Não entendo essa urgência de trabalhar como ator sem preparação, não poder esperar. Sabe outra coisa que também sempre achei esquisito? É ninguém poder esperar pelo tesão. Vale qualquer coisa. E por isso, muitas vezes as experiências não são vivenciadas com qualidade – Irene Ravache
Sobre o etarismo na teledramaturgia brasileira, a atriz pondera: “Está muito pequeno o repertório a respeito do idoso. Ou ele é o velho chato, ou a vovó que faz as tortas, ou ela é a vovó que vai para a academia porque quer malhar para namorar. Mas tem muito mais para ser vivido: tem o idoso que ainda está mantendo a sua família, porque os filhos não conseguem se manter; tem o idoso extremamente criativo, que está escrevendo, entrando em faculdade, sendo combativo, com fome de vida e vitalidade grandes. Estão se livrando de preconceitos, experimentando a liberdade.
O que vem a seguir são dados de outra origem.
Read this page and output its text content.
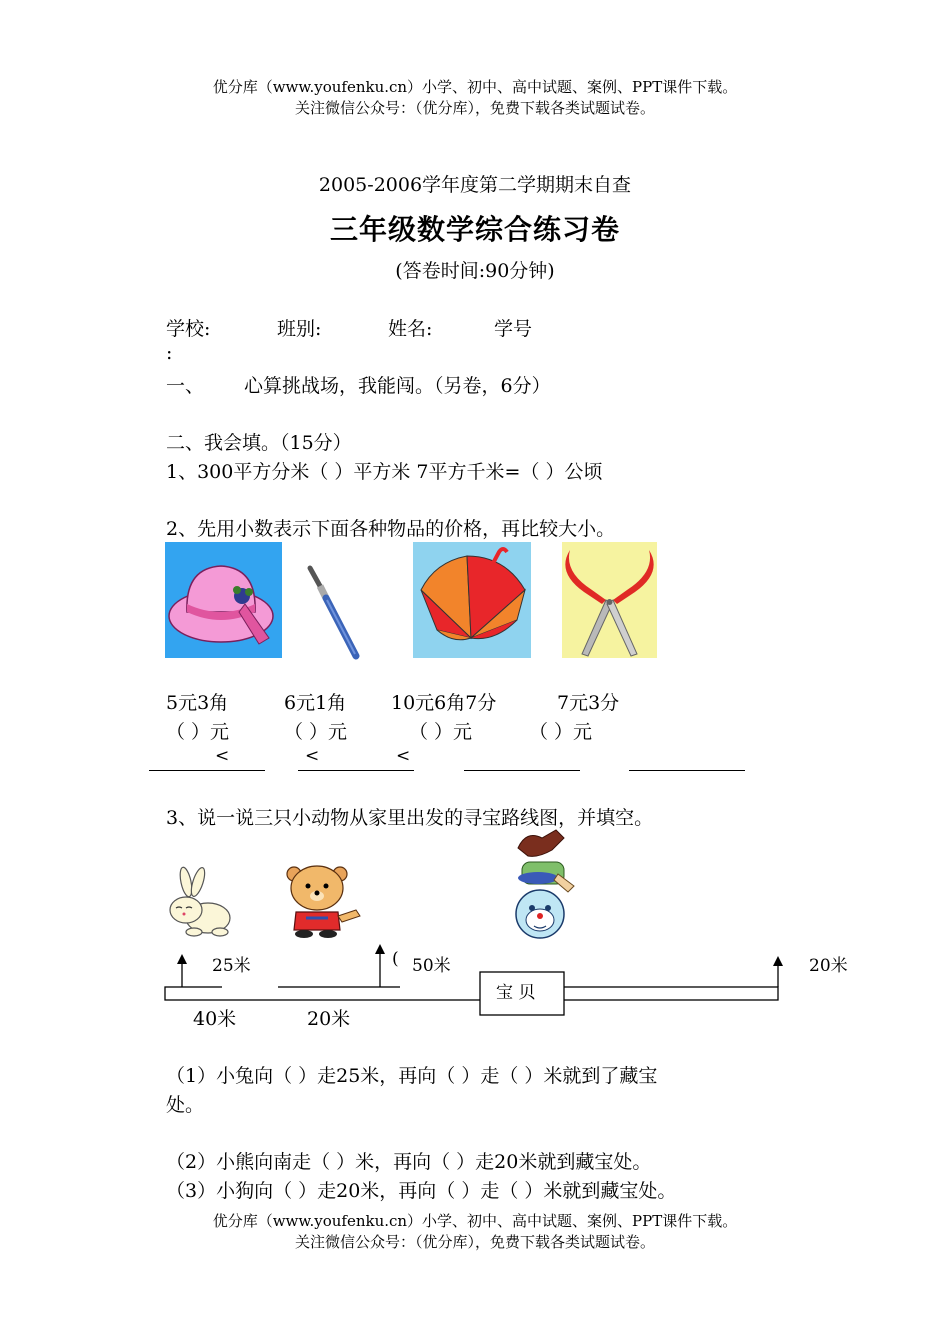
优分库（www.youfenku.cn）小学、初中、高中试题、案例、PPT课件下载。
关注微信公众号：（优分库），免费下载各类试题试卷。
2005-2006学年度第二学期期末自查
三年级数学综合练习卷
(答卷时间:90分钟)
学校:	班别:	姓名:	学号
:
一、 心算挑战场，我能闯。（另卷，6分）
二、我会填。（15分）
1、300平方分米（ ）平方米 7平方千米=（ ）公顷
2、先用小数表示下面各种物品的价格，再比较大小。
5元3角	6元1角 10元6角7分	7元3分
（ ）元	（ ）元	（ ）元	（ ）元
<	<	<
3、说一说三只小动物从家里出发的寻宝路线图，并填空。
25米	( 50米	20米
宝 贝
40米	20米
（1）小兔向（ ）走25米，再向（ ）走（ ）米就到了藏宝
处。
（2）小熊向南走（ ）米，再向（ ）走20米就到藏宝处。
（3）小狗向（ ）走20米，再向（ ）走（ ）米就到藏宝处。
优分库（www.youfenku.cn）小学、初中、高中试题、案例、PPT课件下载。
关注微信公众号：（优分库），免费下载各类试题试卷。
Tem tanta coisa para você colocar na ficção sobre o idoso, saindo dos esteriótipos. É preciso vontade criativa de fazer isso”.
Satisfação, arrependimento e escolhas
Com mais de 40 trabalhos na televisão, 20 filmes, quase 30 espetáculos como atriz e também como diretora, Irene diz do que viveu: “Tenho orgulho da minha história, tenho sido feliz. E tenho orgulho de ter feito muitas autoras brasileiras no teatro. Fiz mais autoras que autores. E isso foi algo consciente. Sempre quis priorizar, de alguma forma, as vozes femininas. Só Leilah Assumpção fiz duas vezes. E veja bem, não tenho nada contra os textos dos autores, mas foi uma escolha de dar preferência às autoras talentosas. E aqui entra o ponto de vista de dar oportunidades às mulheres. Acho que a nossa grande luta é a econômica, não temos os salários equiparados aos homens até hoje, mesmo no mesmo posto, com o currículo parecido. Equidade é algo precioso, é liberdade”.
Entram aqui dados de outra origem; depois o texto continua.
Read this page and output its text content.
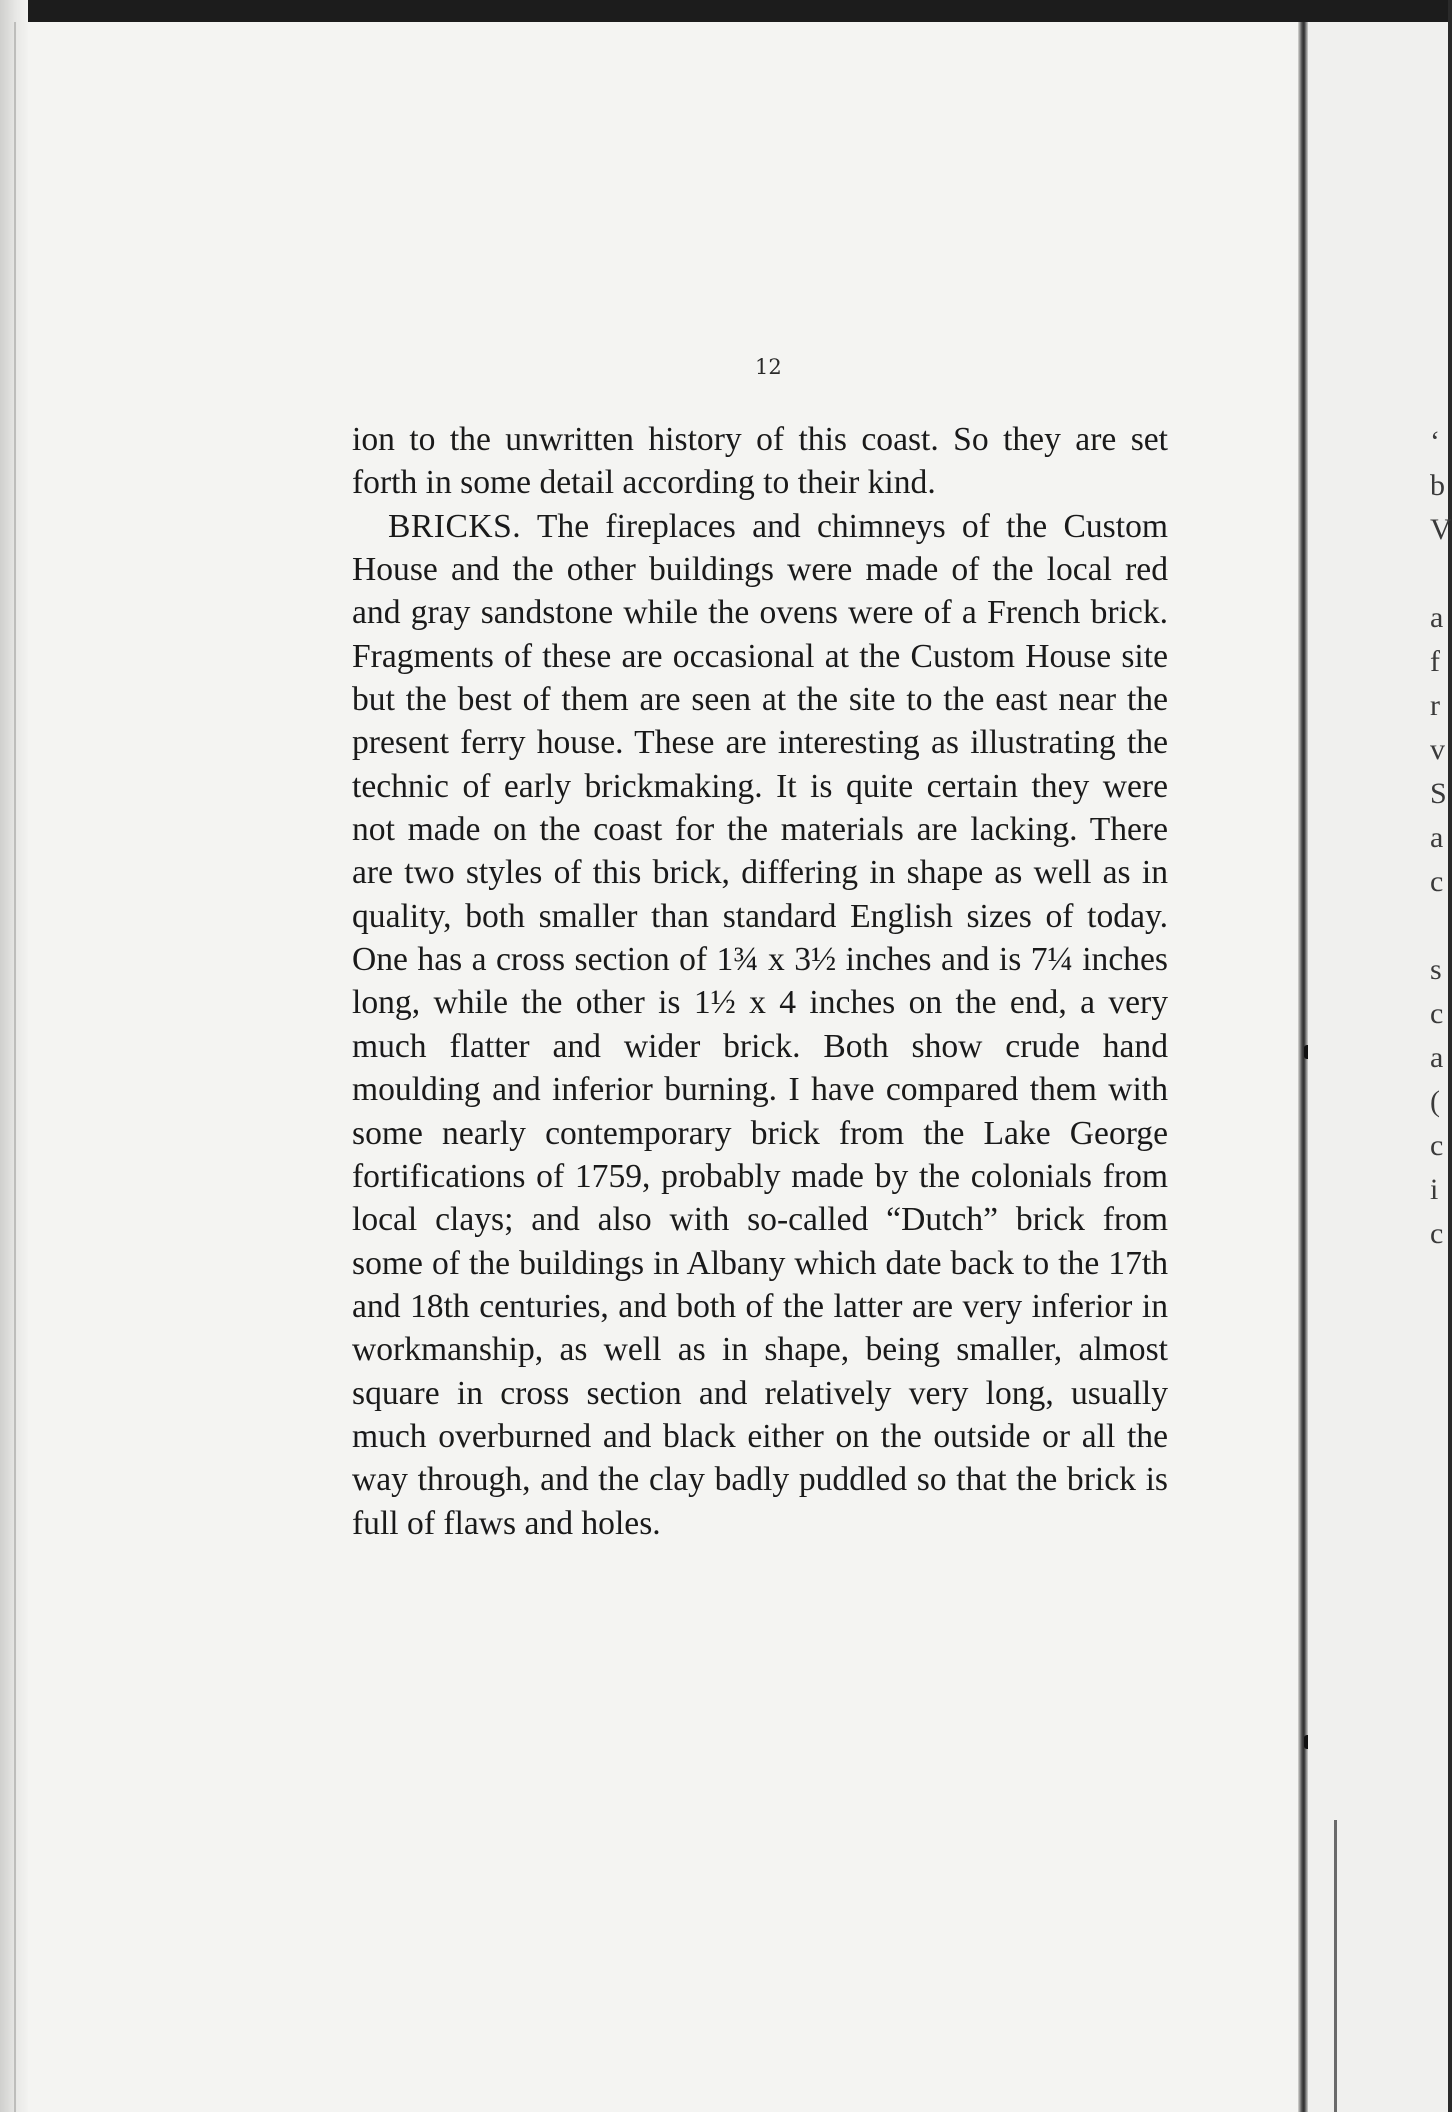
‘
b
V

a
f
r
v
S
a
c

s
c
a
(
c
i
c
12

ion to the unwritten history of this coast. So they are set forth in some detail according to their kind.

BRICKS. The fireplaces and chimneys of the Custom House and the other buildings were made of the local red and gray sandstone while the ovens were of a French brick. Fragments of these are occasional at the Custom House site but the best of them are seen at the site to the east near the present ferry house. These are interesting as illustrating the technic of early brickmaking. It is quite certain they were not made on the coast for the materials are lacking. There are two styles of this brick, differing in shape as well as in quality, both smaller than standard English sizes of today. One has a cross section of 1¾ x 3½ inches and is 7¼ inches long, while the other is 1½ x 4 inches on the end, a very much flatter and wider brick. Both show crude hand moulding and inferior burning. I have compared them with some nearly contemporary brick from the Lake George fortifications of 1759, probably made by the colonials from local clays; and also with so-called “Dutch” brick from some of the buildings in Albany which date back to the 17th and 18th centuries, and both of the latter are very inferior in workmanship, as well as in shape, being smaller, almost square in cross section and relatively very long, usually much overburned and black either on the outside or all the way through, and the clay badly puddled so that the brick is full of flaws and holes.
Mas Irene frisa que apesar de toda consciência e o constante envolvimento com as questões da classe, nunca gostou das cobranças de posicionamento. “É um saco isso. Não sou panfletária. Quando falo, por exemplo, da questão de priorizar autoras mulheres, não é porque estou contra os homens. Sou casada há 52 anos com um homem (Edison Paes de Melo Filho); tenho dois filhos (Hiram e Juliano), tenho neto…então, o que digo, que tanto para fazer escolhas, quanto para se manifestar publicamente, o que deve te guiar é seu movimento interno e não a cobrança dos outros. Entendo quem não se posiciona publicamente. É um direito.Não dá para ficar julgando as razões das pessoas. Você vai querer trocar de sapato com ela?”.
Alma despejada
Por aqui, ‘Alma Despejada‘ cumpre temporada carioca após quase cinco anos de sua estreia em São Paulo. A peça conta a história de Teresa que, depois de morta, faz sua última visita à casa onde morava. Transitando entre passado e presente, rememora sua vida de professora de classe média, apaixonada por palavras. Revisita histórias e pessoas importantes como a melhor amiga, a funcionária que trabalhou em sua casa por 30 anos, os dois filhos e o marido, homem simples e trabalhador que se tornou um empresário bem-sucedido, ascendendo socialmente. A nosso pedido, Irene faz o exercício de pensar no que gostaria de reviver em sua própria vida. “Se eu pudesse revisitar minha história, como a Teresa, mas viva (risos), eu gostaria de voltar à minha infância porque ela foi muito gostosa, junto da minha família. Mas seria bom mesmo, até para lembrar, revisitar minha adolescência. Algo aconteceu por ali, e não acho que tenha sido nenhum trauma, mas não recordo de muita coisa. Ficou uma fase meio nebulosa. Nas minhas memórias existe uma lacuna dessa época”. Gostaria de revisitar essa minha juventude”.